If you are from a region of the United States that is, “up north”, a getaway “down south”, may seem like a bohemian dream. Bohemian travel styling promotes spontaneity and adaptability.
Respecting The Elements
A savvy bohemian/ gypsy traveler respects the weather. Although a quick pack of your bathing suit and flip flops may seem appropriate; adverse weather conditions may “slow your roll”. Planning is essential to surviving winters in New England, but don’t underestimate the unpredictable, untamed, and unforgiving forces of the tropics.
Be in the know before you go. I am a weather watcher. I follow seasonal weather patterns globally. Before you go, watch the weather locally, from your point of departure, the places in between, and your final destination.
Interrupted travel, can be more manageable with simple planning. First, seasonal travel destinations, may have an ideal time to vacation there. For, example a sub-tropical or tropical destination endures both a rainy and hurricane season. Because these two seasons cover the entire calendar, plan and pack well. Gone are the days of idealizing tropical weather conditions. It is no longer “cool” to embrace a weak minded blaise attitude, that fuels notions like let’s have a ” hurricane party, or ” riding the storm out” in the Florida Keys will be” rad”.
Because the tropics can be extreme pack well. Avoid over-packing. Pack light gear, include garnets that are light and fast drying, which are ideal for tropical conditions. Depending on the time of year,the days can be hot or cool, and even cold. Expect high humidity, and consider the weather when planning outings on a daily basis. In the rainy season, in the tropics or sub tropics, as a general rule, I like to make plans early, before the rain. Although I love to watch it rain, severe weather, lighting can precede the actual rain event. Take cover at the first indication of severe weather.
“Give me shelter“, if you find yourself in tropical storm force or hurricane conditions, shelter may become a “haven”. Find a sound building that is not in a flood zone, which may be a tall order in the tropics.
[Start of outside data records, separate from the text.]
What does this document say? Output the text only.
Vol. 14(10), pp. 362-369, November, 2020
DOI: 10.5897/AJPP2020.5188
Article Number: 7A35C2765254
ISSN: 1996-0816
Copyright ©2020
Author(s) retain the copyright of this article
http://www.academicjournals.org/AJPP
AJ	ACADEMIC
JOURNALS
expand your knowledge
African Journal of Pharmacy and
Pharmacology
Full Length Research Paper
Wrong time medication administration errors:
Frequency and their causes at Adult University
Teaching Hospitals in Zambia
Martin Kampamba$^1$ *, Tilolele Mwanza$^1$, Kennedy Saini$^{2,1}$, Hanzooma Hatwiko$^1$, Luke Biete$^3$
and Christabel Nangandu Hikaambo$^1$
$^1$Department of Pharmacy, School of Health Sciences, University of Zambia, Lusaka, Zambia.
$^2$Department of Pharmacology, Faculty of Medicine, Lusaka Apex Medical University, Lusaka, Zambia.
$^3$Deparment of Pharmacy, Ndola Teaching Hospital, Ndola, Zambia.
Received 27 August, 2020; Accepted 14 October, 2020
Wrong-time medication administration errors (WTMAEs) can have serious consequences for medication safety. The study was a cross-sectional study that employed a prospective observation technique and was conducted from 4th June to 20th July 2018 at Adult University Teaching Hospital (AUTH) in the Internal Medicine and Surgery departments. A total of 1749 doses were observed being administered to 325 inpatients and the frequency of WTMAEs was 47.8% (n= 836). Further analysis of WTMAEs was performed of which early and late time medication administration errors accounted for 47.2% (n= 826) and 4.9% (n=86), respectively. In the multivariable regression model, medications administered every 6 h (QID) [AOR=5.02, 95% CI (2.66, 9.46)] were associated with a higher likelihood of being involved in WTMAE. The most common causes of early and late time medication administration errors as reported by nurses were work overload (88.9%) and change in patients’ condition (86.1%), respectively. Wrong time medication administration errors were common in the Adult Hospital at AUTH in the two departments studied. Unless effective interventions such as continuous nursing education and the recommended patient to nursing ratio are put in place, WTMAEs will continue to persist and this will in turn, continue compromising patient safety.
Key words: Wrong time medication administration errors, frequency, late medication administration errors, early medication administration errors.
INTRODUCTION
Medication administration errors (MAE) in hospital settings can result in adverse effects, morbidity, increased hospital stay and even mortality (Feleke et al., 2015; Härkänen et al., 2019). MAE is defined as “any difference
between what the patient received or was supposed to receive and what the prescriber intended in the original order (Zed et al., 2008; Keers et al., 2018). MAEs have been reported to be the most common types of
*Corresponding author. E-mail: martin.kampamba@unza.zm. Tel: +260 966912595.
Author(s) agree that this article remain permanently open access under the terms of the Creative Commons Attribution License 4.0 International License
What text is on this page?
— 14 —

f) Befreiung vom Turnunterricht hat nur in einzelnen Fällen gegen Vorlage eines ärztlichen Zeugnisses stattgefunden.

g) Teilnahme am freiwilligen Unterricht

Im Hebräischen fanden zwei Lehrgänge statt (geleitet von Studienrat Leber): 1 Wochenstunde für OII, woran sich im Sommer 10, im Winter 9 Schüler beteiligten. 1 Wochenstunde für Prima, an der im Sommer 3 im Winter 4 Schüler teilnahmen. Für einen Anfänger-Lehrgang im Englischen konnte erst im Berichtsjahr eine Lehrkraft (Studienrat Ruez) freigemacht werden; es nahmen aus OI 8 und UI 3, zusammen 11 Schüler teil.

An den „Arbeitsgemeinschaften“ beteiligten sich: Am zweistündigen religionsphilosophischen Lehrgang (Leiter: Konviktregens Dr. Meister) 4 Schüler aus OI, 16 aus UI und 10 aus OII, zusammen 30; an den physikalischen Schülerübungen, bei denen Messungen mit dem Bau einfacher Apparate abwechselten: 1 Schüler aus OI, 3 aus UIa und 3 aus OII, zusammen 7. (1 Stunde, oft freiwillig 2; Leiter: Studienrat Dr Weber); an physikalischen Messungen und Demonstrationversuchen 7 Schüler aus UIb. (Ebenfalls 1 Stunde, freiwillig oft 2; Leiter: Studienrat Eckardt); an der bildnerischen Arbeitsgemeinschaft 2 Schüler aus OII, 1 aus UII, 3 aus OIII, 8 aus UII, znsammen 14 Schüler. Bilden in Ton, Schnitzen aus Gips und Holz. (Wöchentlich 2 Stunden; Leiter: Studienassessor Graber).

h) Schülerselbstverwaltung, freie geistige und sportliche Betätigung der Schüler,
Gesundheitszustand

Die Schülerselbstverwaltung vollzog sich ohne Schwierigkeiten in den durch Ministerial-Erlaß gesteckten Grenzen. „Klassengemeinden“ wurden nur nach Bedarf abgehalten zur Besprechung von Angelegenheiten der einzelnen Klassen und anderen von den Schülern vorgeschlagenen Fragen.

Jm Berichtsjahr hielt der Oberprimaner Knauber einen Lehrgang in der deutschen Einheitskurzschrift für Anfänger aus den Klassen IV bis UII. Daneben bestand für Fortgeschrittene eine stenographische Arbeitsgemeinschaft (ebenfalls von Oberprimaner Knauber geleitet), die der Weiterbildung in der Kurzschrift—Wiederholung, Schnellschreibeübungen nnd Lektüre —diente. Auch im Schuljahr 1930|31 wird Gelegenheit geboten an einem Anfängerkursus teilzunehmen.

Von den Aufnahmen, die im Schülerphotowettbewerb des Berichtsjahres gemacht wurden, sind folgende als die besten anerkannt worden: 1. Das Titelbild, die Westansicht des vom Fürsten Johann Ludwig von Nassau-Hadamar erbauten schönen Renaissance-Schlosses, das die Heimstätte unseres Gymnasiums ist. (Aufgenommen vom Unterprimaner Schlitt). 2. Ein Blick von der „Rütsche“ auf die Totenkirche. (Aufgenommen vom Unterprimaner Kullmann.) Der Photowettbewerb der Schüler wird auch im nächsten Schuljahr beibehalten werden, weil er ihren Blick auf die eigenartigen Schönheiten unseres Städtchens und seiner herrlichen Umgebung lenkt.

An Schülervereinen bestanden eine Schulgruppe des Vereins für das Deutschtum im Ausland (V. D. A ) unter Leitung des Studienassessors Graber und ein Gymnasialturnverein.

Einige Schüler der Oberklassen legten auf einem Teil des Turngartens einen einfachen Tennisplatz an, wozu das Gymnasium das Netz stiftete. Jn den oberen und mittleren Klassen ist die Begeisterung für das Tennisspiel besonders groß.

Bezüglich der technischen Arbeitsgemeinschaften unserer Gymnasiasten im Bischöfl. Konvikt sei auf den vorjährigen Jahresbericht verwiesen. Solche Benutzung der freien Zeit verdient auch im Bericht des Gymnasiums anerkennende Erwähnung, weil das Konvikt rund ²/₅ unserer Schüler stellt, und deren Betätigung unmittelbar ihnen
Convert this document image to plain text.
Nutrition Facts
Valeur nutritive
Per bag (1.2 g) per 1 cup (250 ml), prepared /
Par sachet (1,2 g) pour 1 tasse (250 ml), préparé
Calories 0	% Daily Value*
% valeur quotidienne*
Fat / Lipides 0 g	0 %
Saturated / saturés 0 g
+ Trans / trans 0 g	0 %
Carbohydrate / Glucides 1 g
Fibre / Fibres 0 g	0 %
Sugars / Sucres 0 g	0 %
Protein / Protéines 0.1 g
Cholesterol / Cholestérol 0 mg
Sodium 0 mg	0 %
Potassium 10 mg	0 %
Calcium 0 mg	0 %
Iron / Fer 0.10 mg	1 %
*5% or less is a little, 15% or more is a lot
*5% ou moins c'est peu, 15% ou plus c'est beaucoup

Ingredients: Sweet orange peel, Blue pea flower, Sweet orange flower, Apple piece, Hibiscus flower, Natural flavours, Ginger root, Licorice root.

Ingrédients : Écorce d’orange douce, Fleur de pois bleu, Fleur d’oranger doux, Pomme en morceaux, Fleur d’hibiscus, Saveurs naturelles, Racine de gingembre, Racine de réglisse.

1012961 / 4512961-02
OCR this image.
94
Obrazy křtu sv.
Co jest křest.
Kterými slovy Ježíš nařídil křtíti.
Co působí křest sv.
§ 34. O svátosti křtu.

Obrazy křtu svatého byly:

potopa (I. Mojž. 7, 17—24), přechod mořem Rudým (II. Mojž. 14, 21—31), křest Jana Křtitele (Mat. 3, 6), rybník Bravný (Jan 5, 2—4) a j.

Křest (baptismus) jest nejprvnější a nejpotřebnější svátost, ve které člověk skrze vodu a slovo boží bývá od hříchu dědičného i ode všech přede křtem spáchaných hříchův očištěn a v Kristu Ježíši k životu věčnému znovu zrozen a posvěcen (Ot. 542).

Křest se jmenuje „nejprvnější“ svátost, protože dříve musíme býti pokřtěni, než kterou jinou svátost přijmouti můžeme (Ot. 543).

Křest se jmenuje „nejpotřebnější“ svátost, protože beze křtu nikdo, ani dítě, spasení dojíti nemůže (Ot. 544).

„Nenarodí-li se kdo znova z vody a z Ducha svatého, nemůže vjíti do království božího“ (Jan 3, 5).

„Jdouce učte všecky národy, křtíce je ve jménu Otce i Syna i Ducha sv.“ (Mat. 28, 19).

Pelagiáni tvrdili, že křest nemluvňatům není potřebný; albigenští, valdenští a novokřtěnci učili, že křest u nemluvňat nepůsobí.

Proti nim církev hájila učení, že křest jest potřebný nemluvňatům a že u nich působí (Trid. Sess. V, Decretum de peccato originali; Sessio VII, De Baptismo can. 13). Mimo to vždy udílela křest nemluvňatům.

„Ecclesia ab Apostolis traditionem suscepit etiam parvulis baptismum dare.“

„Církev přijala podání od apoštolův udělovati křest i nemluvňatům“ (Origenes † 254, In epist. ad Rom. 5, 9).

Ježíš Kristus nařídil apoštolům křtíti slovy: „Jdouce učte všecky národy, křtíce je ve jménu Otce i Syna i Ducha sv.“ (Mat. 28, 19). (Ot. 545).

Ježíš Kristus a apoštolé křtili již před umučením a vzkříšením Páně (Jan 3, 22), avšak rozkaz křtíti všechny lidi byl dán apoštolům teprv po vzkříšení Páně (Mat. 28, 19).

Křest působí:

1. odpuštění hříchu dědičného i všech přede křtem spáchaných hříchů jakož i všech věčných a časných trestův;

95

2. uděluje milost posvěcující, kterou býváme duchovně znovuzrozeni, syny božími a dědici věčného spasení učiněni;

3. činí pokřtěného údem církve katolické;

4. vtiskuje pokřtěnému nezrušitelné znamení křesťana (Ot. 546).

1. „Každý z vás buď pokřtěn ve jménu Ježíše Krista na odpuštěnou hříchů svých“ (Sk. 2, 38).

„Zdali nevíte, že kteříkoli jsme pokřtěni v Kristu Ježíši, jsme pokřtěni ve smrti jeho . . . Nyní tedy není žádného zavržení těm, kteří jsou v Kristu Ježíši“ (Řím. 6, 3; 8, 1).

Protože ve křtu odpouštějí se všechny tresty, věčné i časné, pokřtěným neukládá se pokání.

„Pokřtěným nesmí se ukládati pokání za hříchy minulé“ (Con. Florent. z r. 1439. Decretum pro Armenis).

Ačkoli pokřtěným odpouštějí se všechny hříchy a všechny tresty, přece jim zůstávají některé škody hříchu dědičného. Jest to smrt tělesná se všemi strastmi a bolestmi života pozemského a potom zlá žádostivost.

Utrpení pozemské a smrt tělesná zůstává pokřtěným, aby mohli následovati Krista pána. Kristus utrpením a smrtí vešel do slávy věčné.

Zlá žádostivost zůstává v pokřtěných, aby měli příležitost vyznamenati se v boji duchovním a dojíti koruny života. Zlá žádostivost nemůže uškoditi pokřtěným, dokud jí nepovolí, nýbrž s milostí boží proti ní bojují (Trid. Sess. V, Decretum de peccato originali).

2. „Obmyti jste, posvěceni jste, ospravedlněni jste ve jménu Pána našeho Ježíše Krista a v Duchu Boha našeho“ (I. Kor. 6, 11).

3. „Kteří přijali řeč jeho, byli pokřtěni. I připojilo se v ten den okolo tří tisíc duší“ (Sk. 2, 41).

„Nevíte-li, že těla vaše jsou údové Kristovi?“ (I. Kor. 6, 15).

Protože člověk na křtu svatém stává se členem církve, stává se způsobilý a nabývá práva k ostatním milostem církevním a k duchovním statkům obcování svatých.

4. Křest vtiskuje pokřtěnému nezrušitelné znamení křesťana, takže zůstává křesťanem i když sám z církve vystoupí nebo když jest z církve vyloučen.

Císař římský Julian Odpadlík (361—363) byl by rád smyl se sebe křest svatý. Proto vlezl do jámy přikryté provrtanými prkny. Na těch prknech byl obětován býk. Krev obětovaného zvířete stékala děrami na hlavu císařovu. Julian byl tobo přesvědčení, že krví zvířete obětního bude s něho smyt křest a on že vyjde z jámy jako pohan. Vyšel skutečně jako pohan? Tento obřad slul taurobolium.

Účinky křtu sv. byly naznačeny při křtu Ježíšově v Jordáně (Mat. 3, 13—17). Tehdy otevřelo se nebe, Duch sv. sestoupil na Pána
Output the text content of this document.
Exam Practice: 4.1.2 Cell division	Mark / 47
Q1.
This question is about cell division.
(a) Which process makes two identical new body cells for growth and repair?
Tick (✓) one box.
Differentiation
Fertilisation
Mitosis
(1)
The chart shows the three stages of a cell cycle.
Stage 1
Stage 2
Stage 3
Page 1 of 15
A modern bohemian/gypsy is a savvy traveler. Plan well, pack well, have flexibility and adaptability. A modern bohemian/ gypsy travels often, travels light, and may travel to places that are more known than unknown. I travel to getaway and relax, therefore, I enjoy revisiting parts more known.
Create a travel plan that embraces reality not idealism.
Travel Often. Travel Well. Travel Bohemian.” A Gypsy Travels”.